# Christensen Arms???



## off route II (Sep 28, 2007)

I found a Christensen Arms in 6.5 creed and i'm not familiar with this brand. Anybody got any opinions. I've been thinking I want a 6.5 and it is a really nice looking gun.


----------



## John B. (Oct 2, 2007)

Worth every penny if you can afford it. They are fine. Buy with confidence. 

Sent from my SM-G950U using Tapatalk


----------



## MrFish (Aug 21, 2009)

Gun shop over here in Foley had a couple of their bolt guns. Those are some nice rifles.


----------



## 192 (Oct 1, 2007)

Played with them at Scott’s, you will not be disappointed Driscoll.


----------



## off route II (Sep 28, 2007)

Thanks for the input now I got to find me a scope. I think I’ll go ahead and get it


----------



## toma (Oct 10, 2007)

I have one of their Classic Carbons in 308. Super accurate. I just sent it back to get them to convert it from the carbon magazine to an AI magazine. I will say their customer service treated me like I was their only customer. Which model are you looking at?


----------



## off route II (Sep 28, 2007)

Mesa in bronze cerakote finish. It’s the bottom of the line but it still ain’t cheap


----------



## Splittine (Nov 24, 2007)

I have a couple of them.
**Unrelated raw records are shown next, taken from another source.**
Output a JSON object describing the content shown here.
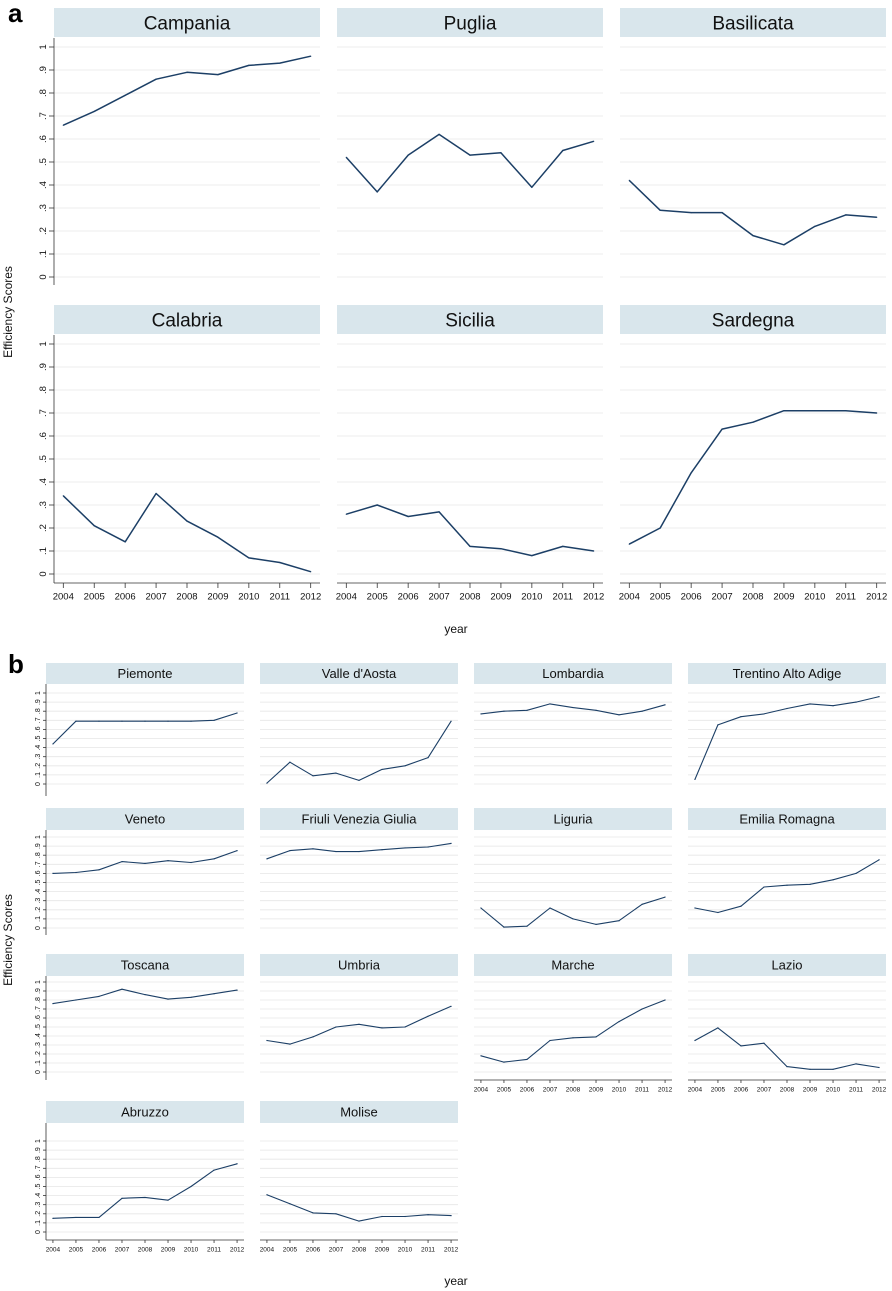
{
  "colors": {
    "line": "#1c3f66",
    "panel_header": "#d9e6ec",
    "grid": "#e6e6e6",
    "axis": "#333333",
    "text": "#111111"
  },
  "chart_data": [
    {
      "panel_label": "a",
      "type": "line",
      "layout": "small-multiples 3x2",
      "ylabel": "Efficiency Scores",
      "xlabel": "year",
      "x": [
        "2004",
        "2005",
        "2006",
        "2007",
        "2008",
        "2009",
        "2010",
        "2011",
        "2012"
      ],
      "ylim": [
        0,
        1
      ],
      "yticks": [
        "0",
        ".1",
        ".2",
        ".3",
        ".4",
        ".5",
        ".6",
        ".7",
        ".8",
        ".9",
        "1"
      ],
      "grid": true,
      "series": [
        {
          "name": "Campania",
          "values": [
            0.66,
            0.72,
            0.79,
            0.86,
            0.89,
            0.88,
            0.92,
            0.93,
            0.96
          ]
        },
        {
          "name": "Puglia",
          "values": [
            0.52,
            0.37,
            0.53,
            0.62,
            0.53,
            0.54,
            0.39,
            0.55,
            0.59
          ]
        },
        {
          "name": "Basilicata",
          "values": [
            0.42,
            0.29,
            0.28,
            0.28,
            0.18,
            0.14,
            0.22,
            0.27,
            0.26
          ]
        },
        {
          "name": "Calabria",
          "values": [
            0.34,
            0.21,
            0.14,
            0.35,
            0.23,
            0.16,
            0.07,
            0.05,
            0.01
          ]
        },
        {
          "name": "Sicilia",
          "values": [
            0.26,
            0.3,
            0.25,
            0.27,
            0.12,
            0.11,
            0.08,
            0.12,
            0.1
          ]
        },
        {
          "name": "Sardegna",
          "values": [
            0.13,
            0.2,
            0.44,
            0.63,
            0.66,
            0.71,
            0.71,
            0.71,
            0.7
          ]
        }
      ]
    },
    {
      "panel_label": "b",
      "type": "line",
      "layout": "small-multiples 4x4",
      "ylabel": "Efficiency Scores",
      "xlabel": "year",
      "x": [
        "2004",
        "2005",
        "2006",
        "2007",
        "2008",
        "2009",
        "2010",
        "2011",
        "2012"
      ],
      "ylim": [
        0,
        1
      ],
      "yticks": [
        "0",
        ".1",
        ".2",
        ".3",
        ".4",
        ".5",
        ".6",
        ".7",
        ".8",
        ".9",
        "1"
      ],
      "grid": true,
      "series": [
        {
          "name": "Piemonte",
          "values": [
            0.44,
            0.69,
            0.69,
            0.69,
            0.69,
            0.69,
            0.69,
            0.7,
            0.78
          ]
        },
        {
          "name": "Valle d'Aosta",
          "values": [
            0.01,
            0.24,
            0.09,
            0.12,
            0.04,
            0.16,
            0.2,
            0.29,
            0.69
          ]
        },
        {
          "name": "Lombardia",
          "values": [
            0.77,
            0.8,
            0.81,
            0.88,
            0.84,
            0.81,
            0.76,
            0.8,
            0.87
          ]
        },
        {
          "name": "Trentino Alto Adige",
          "values": [
            0.05,
            0.65,
            0.74,
            0.77,
            0.83,
            0.88,
            0.86,
            0.9,
            0.96
          ]
        },
        {
          "name": "Veneto",
          "values": [
            0.6,
            0.61,
            0.64,
            0.73,
            0.71,
            0.74,
            0.72,
            0.76,
            0.85
          ]
        },
        {
          "name": "Friuli Venezia Giulia",
          "values": [
            0.76,
            0.85,
            0.87,
            0.84,
            0.84,
            0.86,
            0.88,
            0.89,
            0.93
          ]
        },
        {
          "name": "Liguria",
          "values": [
            0.22,
            0.01,
            0.02,
            0.22,
            0.1,
            0.04,
            0.08,
            0.26,
            0.34
          ]
        },
        {
          "name": "Emilia Romagna",
          "values": [
            0.22,
            0.17,
            0.24,
            0.45,
            0.47,
            0.48,
            0.53,
            0.6,
            0.75
          ]
        },
        {
          "name": "Toscana",
          "values": [
            0.76,
            0.8,
            0.84,
            0.92,
            0.86,
            0.81,
            0.83,
            0.87,
            0.91
          ]
        },
        {
          "name": "Umbria",
          "values": [
            0.35,
            0.31,
            0.39,
            0.5,
            0.53,
            0.49,
            0.5,
            0.62,
            0.73
          ]
        },
        {
          "name": "Marche",
          "values": [
            0.18,
            0.11,
            0.14,
            0.35,
            0.38,
            0.39,
            0.56,
            0.7,
            0.8
          ]
        },
        {
          "name": "Lazio",
          "values": [
            0.35,
            0.49,
            0.29,
            0.32,
            0.06,
            0.03,
            0.03,
            0.09,
            0.05
          ]
        },
        {
          "name": "Abruzzo",
          "values": [
            0.15,
            0.16,
            0.16,
            0.37,
            0.38,
            0.35,
            0.5,
            0.68,
            0.75
          ]
        },
        {
          "name": "Molise",
          "values": [
            0.41,
            0.31,
            0.21,
            0.2,
            0.12,
            0.17,
            0.17,
            0.19,
            0.18
          ]
        }
      ]
    }
  ]
}
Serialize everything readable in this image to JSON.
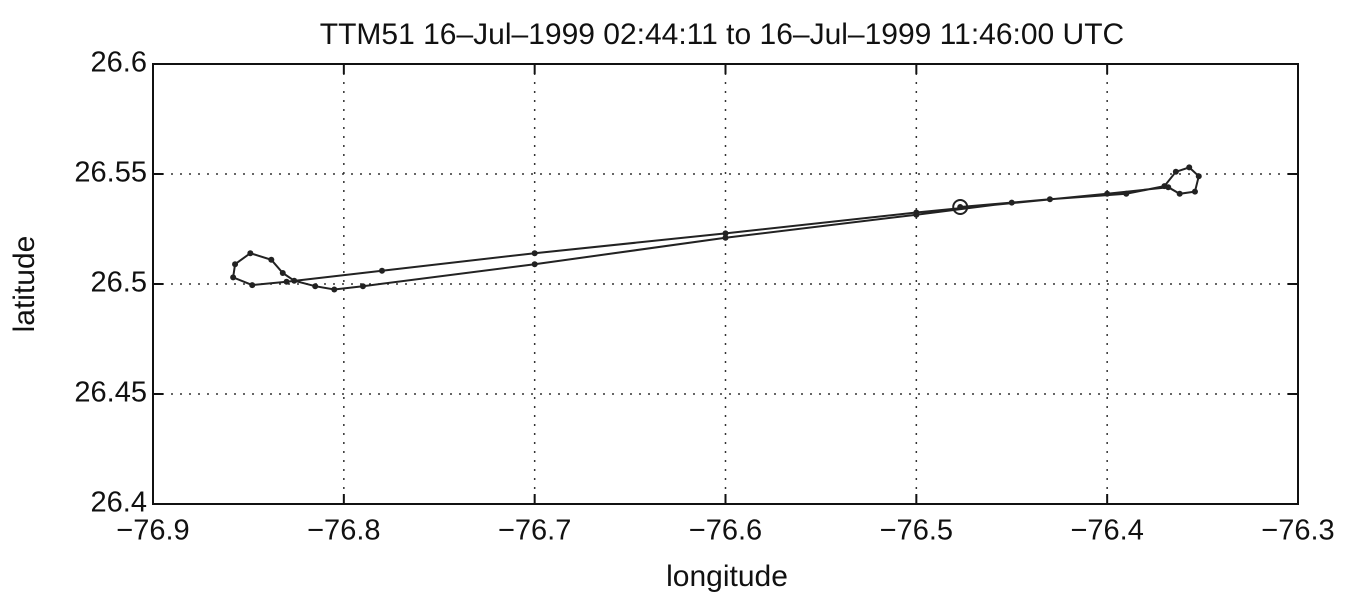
{
  "chart_data": {
    "type": "line",
    "title": "TTM51   16–Jul–1999 02:44:11 to 16–Jul–1999 11:46:00 UTC",
    "x_label": "longitude",
    "y_label": "latitude",
    "xlim": [
      -76.9,
      -76.3
    ],
    "ylim": [
      26.4,
      26.6
    ],
    "xticks": [
      {
        "value": -76.9,
        "label": "−76.9"
      },
      {
        "value": -76.8,
        "label": "−76.8"
      },
      {
        "value": -76.7,
        "label": "−76.7"
      },
      {
        "value": -76.6,
        "label": "−76.6"
      },
      {
        "value": -76.5,
        "label": "−76.5"
      },
      {
        "value": -76.4,
        "label": "−76.4"
      },
      {
        "value": -76.3,
        "label": "−76.3"
      }
    ],
    "yticks": [
      26.4,
      26.45,
      26.5,
      26.55,
      26.6
    ],
    "grid": true,
    "series": [
      {
        "color": "#222222",
        "x": [
          -76.477,
          -76.43,
          -76.39,
          -76.37,
          -76.364,
          -76.357,
          -76.352,
          -76.354,
          -76.362,
          -76.368,
          -76.4,
          -76.5,
          -76.6,
          -76.7,
          -76.78,
          -76.83,
          -76.848,
          -76.858,
          -76.857,
          -76.849,
          -76.838,
          -76.832,
          -76.826,
          -76.815,
          -76.805,
          -76.79,
          -76.7,
          -76.6,
          -76.5,
          -76.45
        ],
        "values": [
          26.535,
          26.5385,
          26.541,
          26.5445,
          26.551,
          26.553,
          26.549,
          26.542,
          26.541,
          26.544,
          26.541,
          26.5325,
          26.523,
          26.514,
          26.506,
          26.501,
          26.4995,
          26.503,
          26.509,
          26.514,
          26.511,
          26.505,
          26.5015,
          26.499,
          26.4975,
          26.499,
          26.509,
          26.521,
          26.5315,
          26.537
        ]
      }
    ],
    "start": {
      "x": -76.477,
      "y": 26.535,
      "color": "#222222"
    }
  }
}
Can’t complain.


----------



## K-Bill (May 14, 2009)

super fine rifles. I was shooting a friend-of-a-friend's AR one day last year - had never heard of them. when I got home I looked it up and was soooo glad I didn't drop it. I was eyeing the bolt gun (also in 6.5 crd) Mike's had in there recent sale flyer. almost worth sleeping on the couch for a few nights...


----------